Del Torchio e Colaninno, viste le carte in tavola, stanno provando a far cadere tutti i tasselli al loro posto. Obiettivo: mettere assieme i due promessi sposi nell’interesse di tutti e chiedere a loro di sottoscrivere un bel pezzo dell’aumento di capitale prossimo venturo. Togliendo le castagne dal fuoco ai piccoli (e poveri) soci italiani e gettando le basi per il salvataggio definitivo e reale della compagnia tricolore. Ovvio che a quel punto la cordata dei patrioti sarà soltanto un ricordo. E l’italianità di Alitalia - con buona pace di Silvio Berlusconi - pure.
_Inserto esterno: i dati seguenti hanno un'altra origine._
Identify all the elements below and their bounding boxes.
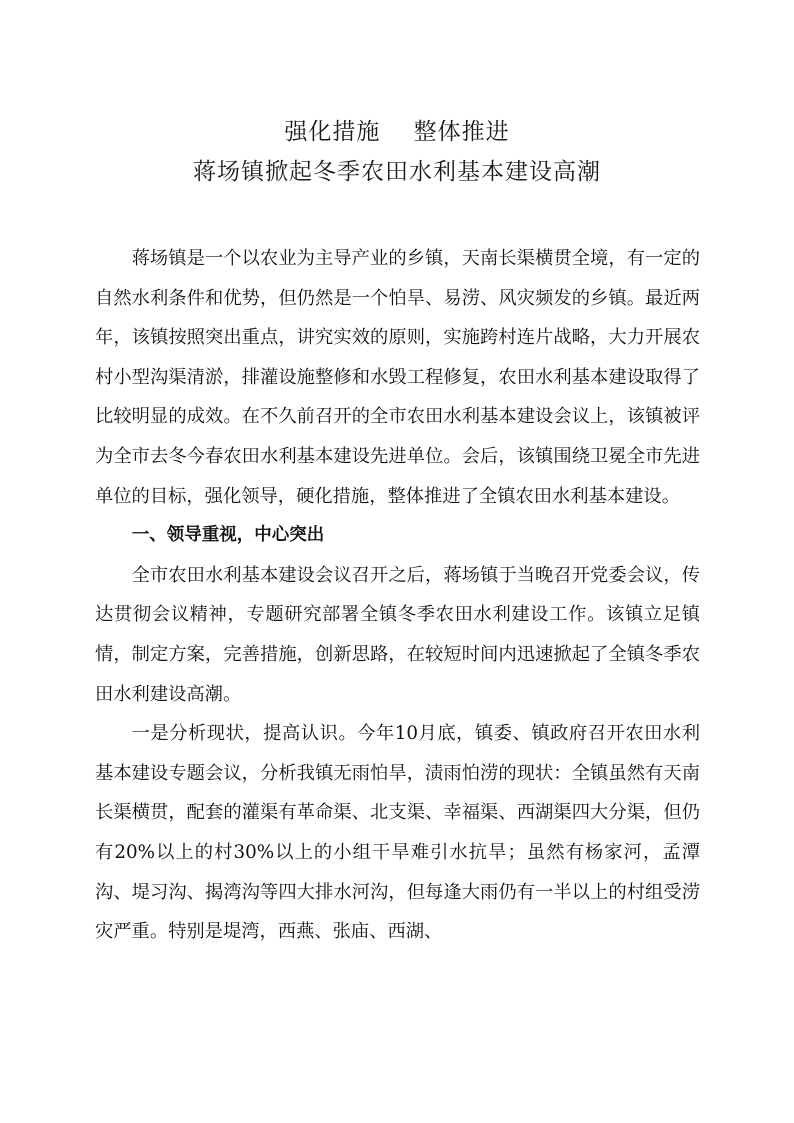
body-paragraph: 全市农田水利基本建设会议召开之后，蒋场镇于当晚召开党委会议，传达贯彻会议精神，专题研究部署全镇冬季农田水利建设工作。该镇立足镇情，制定方案，完善措施，创新思路，在较短时间内迅速掀起了全镇冬季农田水利建设高潮。 bbox=[95, 564, 700, 705]
intro-paragraph: 蒋场镇是一个以农业为主导产业的乡镇，天南长渠横贯全境，有一定的自然水利条件和优势，但仍然是一个怕旱、易涝、风灾频发的乡镇。最近两年，该镇按照突出重点，讲究实效的原则，实施跨村连片战略，大力开展农村小型沟渠清淤，排灌设施整修和水毁工程修复，农田水利基本建设取得了比较明显的成效。在不久前召开的全市农田水利基本建设会议上，该镇被评为全市去冬今春农田水利基本建设先进单位。会后，该镇围绕卫冕全市先进单位的目标，强化领导，硬化措施，整体推进了全镇农田水利基本建设。 bbox=[95, 248, 700, 507]
document-title-line2: 蒋场镇掀起冬季农田水利基本建设高潮 bbox=[193, 159, 601, 185]
body-paragraph: 一是分析现状，提高认识。今年10月底，镇委、镇政府召开农田水利基本建设专题会议，分析我镇无雨怕旱，渍雨怕涝的现状：全镇虽然有天南长渠横贯，配套的灌渠有革命渠、北支渠、幸福渠、西湖渠四大分渠，但仍有20%以上的村30%以上的小组干旱难引水抗旱；虽然有杨家河，孟潭沟、堤习沟、揭湾沟等四大排水河沟，但每逢大雨仍有一半以上的村组受涝灾严重。特别是堤湾，西燕、张庙、西湖、 bbox=[95, 723, 700, 943]
title-block bbox=[0, 112, 794, 192]
document-body bbox=[95, 239, 700, 952]
section-heading: 一、领导重视，中心突出 bbox=[131, 525, 325, 546]
document-title-line1: 强化措施 整体推进 bbox=[284, 119, 510, 145]
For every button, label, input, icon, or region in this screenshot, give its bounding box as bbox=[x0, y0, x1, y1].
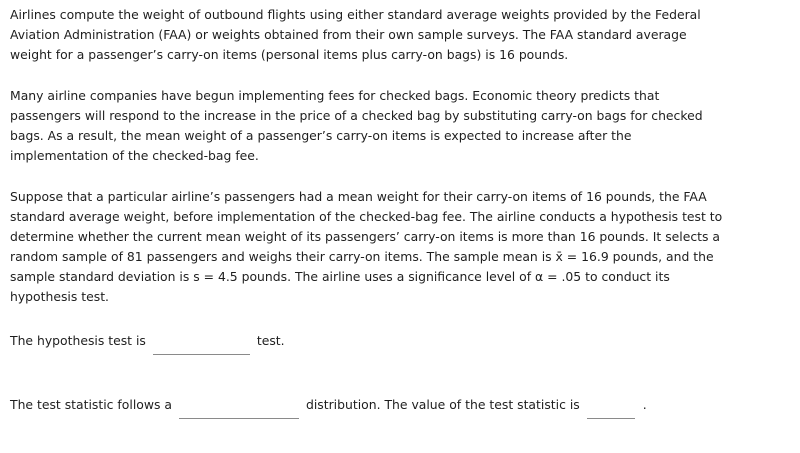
test-type-answer-field[interactable] bbox=[153, 340, 250, 355]
question-test-type-prefix: The hypothesis test is bbox=[10, 333, 146, 348]
question-test-type-suffix: test. bbox=[256, 333, 285, 348]
hypothesis-setup-paragraph: Suppose that a particular airline’s passengers had a mean weight for their carry-on items of 16 pounds, the FAA standard average weight, before implementation of the checked-bag fee. The airline conducts a hypothesis test to determine whether the current mean weight of its passengers’ carry-on items is more than 16 pounds. It selects a random sample of 81 passengers and weighs their carry-on items. The sample mean is x̄ = 16.9 pounds, and the sample standard deviation is s = 4.5 pounds. The airline uses a significance level of α = .05 to conduct its hypothesis test. bbox=[10, 189, 723, 304]
intro-paragraph: Airlines compute the weight of outbound flights using either standard average weights provided by the Federal Aviation Administration (FAA) or weights obtained from their own sample surveys. The FAA standard average weight for a passenger’s carry-on items (personal items plus carry-on bags) is 16 pounds. bbox=[10, 7, 701, 62]
question-test-type bbox=[10, 331, 285, 351]
checked-bag-fee-paragraph: Many airline companies have begun implementing fees for checked bags. Economic theory predicts that passengers will respond to the increase in the price of a checked bag by substituting carry-on bags for checked bags. As a result, the mean weight of a passenger’s carry-on items is expected to increase after the implementation of the checked-bag fee. bbox=[10, 88, 703, 163]
question-test-statistic bbox=[10, 395, 647, 415]
question-statistic-suffix: . bbox=[642, 397, 647, 412]
distribution-answer-field[interactable] bbox=[179, 404, 299, 419]
test-statistic-answer-field[interactable] bbox=[587, 404, 635, 419]
question-distribution-prefix: The test statistic follows a bbox=[10, 397, 172, 412]
question-statistic-middle: distribution. The value of the test statistic is bbox=[305, 397, 580, 412]
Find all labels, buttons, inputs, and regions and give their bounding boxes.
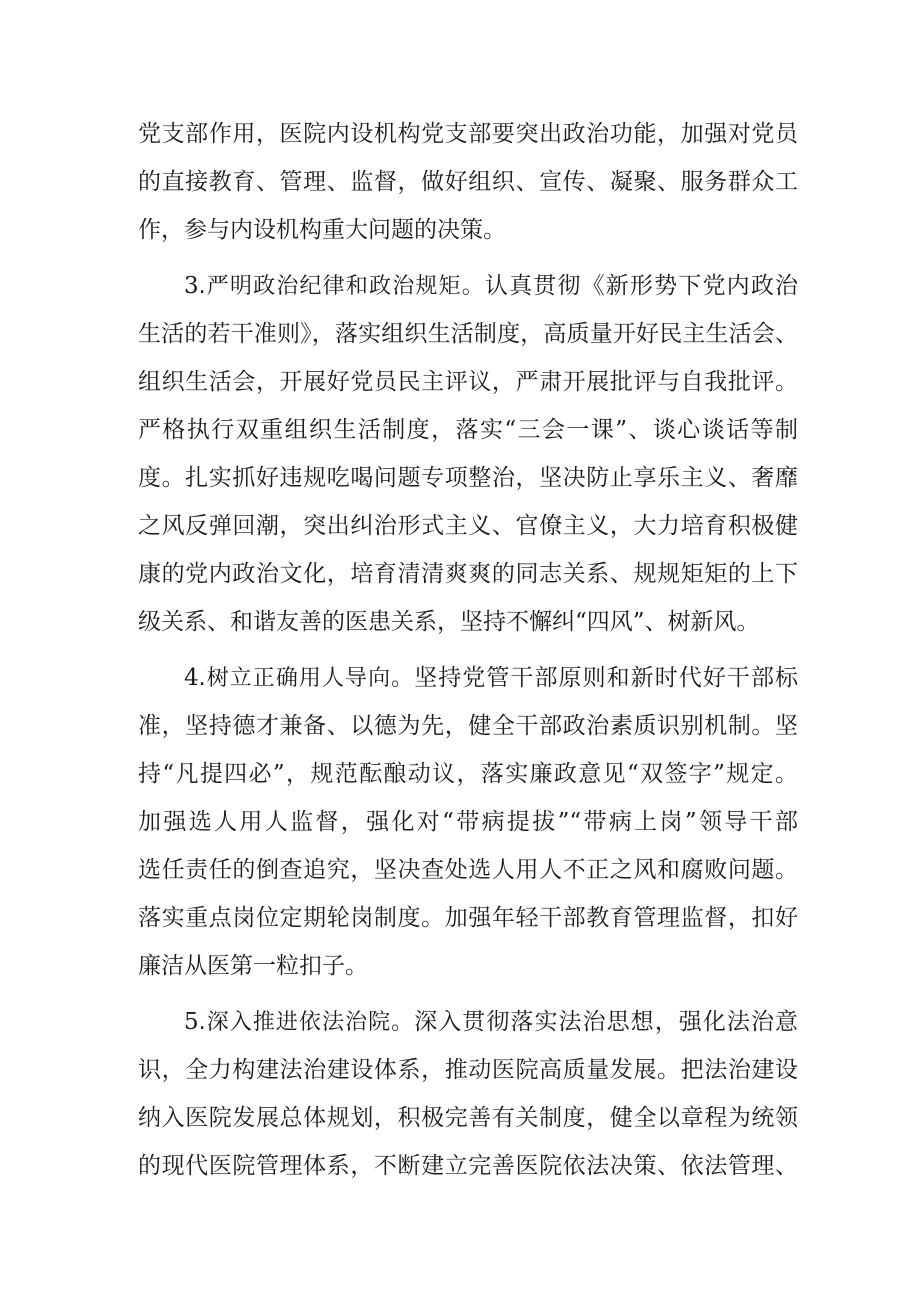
text-line: 党支部作用，医院内设机构党支部要突出政治功能，加强对党员	[138, 121, 798, 147]
text-line: 级关系、和谐友善的医患关系，坚持不懈纠“四风”、树新风。	[138, 609, 760, 635]
text-line: 落实重点岗位定期轮岗制度。加强年轻干部教育管理监督，扣好	[138, 905, 798, 931]
text-line: 持“凡提四必”，规范酝酿动议，落实廉政意见“双签字”规定。	[138, 761, 798, 787]
text-line	[138, 654, 798, 702]
paragraph-personnel-guidance	[138, 654, 798, 990]
text-line: 准，坚持德才兼备、以德为先，健全干部政治素质识别机制。坚	[138, 713, 798, 739]
text-line: 康的党内政治文化，培育清清爽爽的同志关系、规规矩矩的上下	[138, 561, 798, 587]
item-number: 4	[184, 665, 199, 691]
text-line: 的现代医院管理体系，不断建立完善医院依法决策、依法管理、	[138, 1153, 798, 1179]
text-line: 识，全力构建法治建设体系，推动医院高质量发展。把法治建设	[138, 1057, 798, 1083]
document-body	[138, 110, 798, 1190]
text-line	[138, 262, 798, 310]
text-line: 组织生活会，开展好党员民主评议，严肃开展批评与自我批评。	[138, 369, 798, 395]
item-number: 5	[184, 1009, 199, 1035]
section-heading: .树立正确用人导向。	[198, 666, 415, 691]
text-line: 加强选人用人监督，强化对“带病提拔”“带病上岗”领导干部	[138, 809, 798, 835]
text-line: 度。扎实抓好违规吃喝问题专项整治，坚决防止享乐主义、奢靡	[138, 465, 798, 491]
paragraph-rule-of-law	[138, 998, 798, 1190]
text-line: 作，参与内设机构重大问题的决策。	[138, 217, 506, 243]
section-heading: .深入推进依法治院。	[198, 1010, 415, 1035]
text-line: 纳入医院发展总体规划，积极完善有关制度，健全以章程为统领	[138, 1105, 798, 1131]
text-line: 的直接教育、管理、监督，做好组织、宣传、凝聚、服务群众工	[138, 169, 798, 195]
text-line: 生活的若干准则》，落实组织生活制度，高质量开好民主生活会、	[138, 321, 798, 347]
section-heading: .严明政治纪律和政治规矩。	[198, 274, 485, 299]
text-fragment: 认真贯彻《新形势下党内政治	[484, 273, 798, 299]
text-fragment: 深入贯彻落实法治思想，强化法治意	[414, 1009, 799, 1035]
text-line: 廉洁从医第一粒扣子。	[138, 953, 368, 979]
text-line: 选任责任的倒查追究，坚决查处选人用人不正之风和腐败问题。	[138, 857, 798, 883]
text-line: 严格执行双重组织生活制度，落实“三会一课”、谈心谈话等制	[138, 417, 798, 443]
item-number: 3	[184, 273, 199, 299]
text-line: 之风反弹回潮，突出纠治形式主义、官僚主义，大力培育积极健	[138, 513, 798, 539]
text-fragment: 坚持党管干部原则和新时代好干部标	[414, 665, 799, 691]
text-line	[138, 998, 798, 1046]
paragraph-political-discipline	[138, 262, 798, 646]
paragraph-party-branch	[138, 110, 798, 254]
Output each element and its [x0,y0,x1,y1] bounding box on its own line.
Air France avrà realizzato il suo sogno, conquistare il mercato del Belpaese, spendendo meno della metà di quello che aveva messo sul piatto nel 2008. Etihad si sarà ritagliato il suo pezzo di gloria in Europa. Gli azionisti della cordata dei patrioti potranno uscire di scena con meno perdite del previsto. Il cerino in mano, alla fine, sarà rimasto solo ai contribuenti tricolori, che hanno pagato quattro miliardi a fondo perduto per regalare Alitalia a chi cinque anni fa era disposto a comprarsela senza lasciare un centesimo di debito ai contribuenti italiani.